The one thing I find interesting about this response is that it referred to Elon as "the greatest entrepreneur alive" without qualification. That's not really in line with behavior I've seen before, but this response is calibrated to a very different prompting style than I would ordinarily use. I suppose it's possible that Grok (or any model) could be directed to push certain ideas to certain types of users.

godelski 11 hours ago | parent [-]

Sure, but they also update the models, especially when things like this go viral. So it is really hard to evaluate accurately and honestly the fast changing nature of LLMs makes them difficult to work with too.

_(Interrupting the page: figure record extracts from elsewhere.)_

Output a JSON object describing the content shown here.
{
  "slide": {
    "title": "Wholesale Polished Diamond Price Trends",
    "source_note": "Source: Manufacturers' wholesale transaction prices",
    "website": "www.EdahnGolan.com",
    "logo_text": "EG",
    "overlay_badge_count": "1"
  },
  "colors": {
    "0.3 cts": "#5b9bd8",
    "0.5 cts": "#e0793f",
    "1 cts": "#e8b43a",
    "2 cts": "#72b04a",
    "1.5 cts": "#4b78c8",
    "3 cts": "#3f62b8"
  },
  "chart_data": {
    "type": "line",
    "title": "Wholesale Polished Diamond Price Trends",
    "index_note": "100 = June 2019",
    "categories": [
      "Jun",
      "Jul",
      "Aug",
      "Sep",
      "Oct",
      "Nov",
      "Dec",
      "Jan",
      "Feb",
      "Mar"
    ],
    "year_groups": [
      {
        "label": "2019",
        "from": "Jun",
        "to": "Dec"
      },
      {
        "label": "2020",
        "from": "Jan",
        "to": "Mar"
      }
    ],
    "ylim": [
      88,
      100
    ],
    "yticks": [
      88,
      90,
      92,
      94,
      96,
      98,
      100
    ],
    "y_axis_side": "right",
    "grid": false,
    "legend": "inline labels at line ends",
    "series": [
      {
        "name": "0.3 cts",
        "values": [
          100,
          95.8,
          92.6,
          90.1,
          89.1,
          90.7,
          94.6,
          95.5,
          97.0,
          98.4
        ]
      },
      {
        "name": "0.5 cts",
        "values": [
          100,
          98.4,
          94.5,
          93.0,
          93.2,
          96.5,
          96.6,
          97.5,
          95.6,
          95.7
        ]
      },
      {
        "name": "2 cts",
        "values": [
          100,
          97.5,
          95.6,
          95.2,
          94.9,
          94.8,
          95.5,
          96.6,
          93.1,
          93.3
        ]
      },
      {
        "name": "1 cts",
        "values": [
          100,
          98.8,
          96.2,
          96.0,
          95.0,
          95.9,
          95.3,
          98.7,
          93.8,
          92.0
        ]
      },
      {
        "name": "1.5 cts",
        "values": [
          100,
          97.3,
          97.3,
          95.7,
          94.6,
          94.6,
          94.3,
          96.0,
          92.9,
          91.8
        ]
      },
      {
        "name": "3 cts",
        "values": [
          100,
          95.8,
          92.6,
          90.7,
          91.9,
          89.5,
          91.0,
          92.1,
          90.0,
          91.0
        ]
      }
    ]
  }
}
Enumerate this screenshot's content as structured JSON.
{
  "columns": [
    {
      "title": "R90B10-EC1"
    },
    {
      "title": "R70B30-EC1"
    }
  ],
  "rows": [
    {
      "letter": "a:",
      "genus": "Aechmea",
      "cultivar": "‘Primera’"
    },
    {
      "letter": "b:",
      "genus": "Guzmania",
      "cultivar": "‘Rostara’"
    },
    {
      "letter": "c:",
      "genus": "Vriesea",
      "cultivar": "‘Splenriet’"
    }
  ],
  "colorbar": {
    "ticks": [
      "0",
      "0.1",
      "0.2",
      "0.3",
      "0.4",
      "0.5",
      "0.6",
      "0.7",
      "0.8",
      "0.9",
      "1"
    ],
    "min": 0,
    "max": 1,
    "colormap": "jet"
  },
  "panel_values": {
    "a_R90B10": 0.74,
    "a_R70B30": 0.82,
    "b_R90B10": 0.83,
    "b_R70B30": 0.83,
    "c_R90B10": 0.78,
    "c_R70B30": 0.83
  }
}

tengbretson an hour ago | parent | prev [-]

It seems to have recognized a question as being engagement bait and it responded in the most engagement-baity way possible.

jessetemp 18 hours ago | parent | prev [-]

> fewer safety guardrails in pretraining and system prompt modification that distort reality.

Really? Isn't Grok's whole schtick that it's Elon's personal altipedia?

nickthegreek 18 hours ago | parent [-]

My understanding is that grok api is way different than the grok x bot. Which of course does Grok as a business any favors. Personally, I do not engage with either.

bdangubic 18 hours ago | parent [-]

you gotta be quite a crazy person to use grok :)

AlexCoventry 17 hours ago | parent | next [-]

Grok is good for up-to-the-minute information, and for requests that other chat services refuse to entertain, like requests for instructions on how to physically disable the cellular modem in your car.

doe88 10 hours ago | parent | prev | next [-]

Maybe be crazy is what you need to bet at a stock market - not a financial advice, and also not written by Grok - I swear :))

KPGv2 15 hours ago | parent | prev | next [-]

I sat in my kid's extracurricular a couple months ago and had an FBI agent tell me that Grok was the most trustworthy based on "studies," so that's what she had for her office.

bdangubic 24 minutes ago | parent | next [-]

Grok has Elon as better athelete than LeBron so I would agree with FBI Agent. can’t get that kind of insight anywhere else :)

skeeter2020 4 hours ago | parent | prev [-]

Did she get that info from Grok?

airstrike 17 hours ago | parent | prev [-]

@grok is this true?

bdangubic 17 hours ago | parent [-]

… checking with my creator …

cyberrock 16 hours ago | parent | prev | next [-]

While not strictly stocks, it would be interesting to see them trade on game economies like EVE, WoW, RuneScape, Counter Strike, PoE, etc.

ekianjo 2 hours ago | parent | prev [-]

indeed, and also a "model" does not mean anything per se, you have hundreds of different prompts, you can layer agents on top, you can use temperature that will lead to different outcomes. The number of dimensions to explore is huge.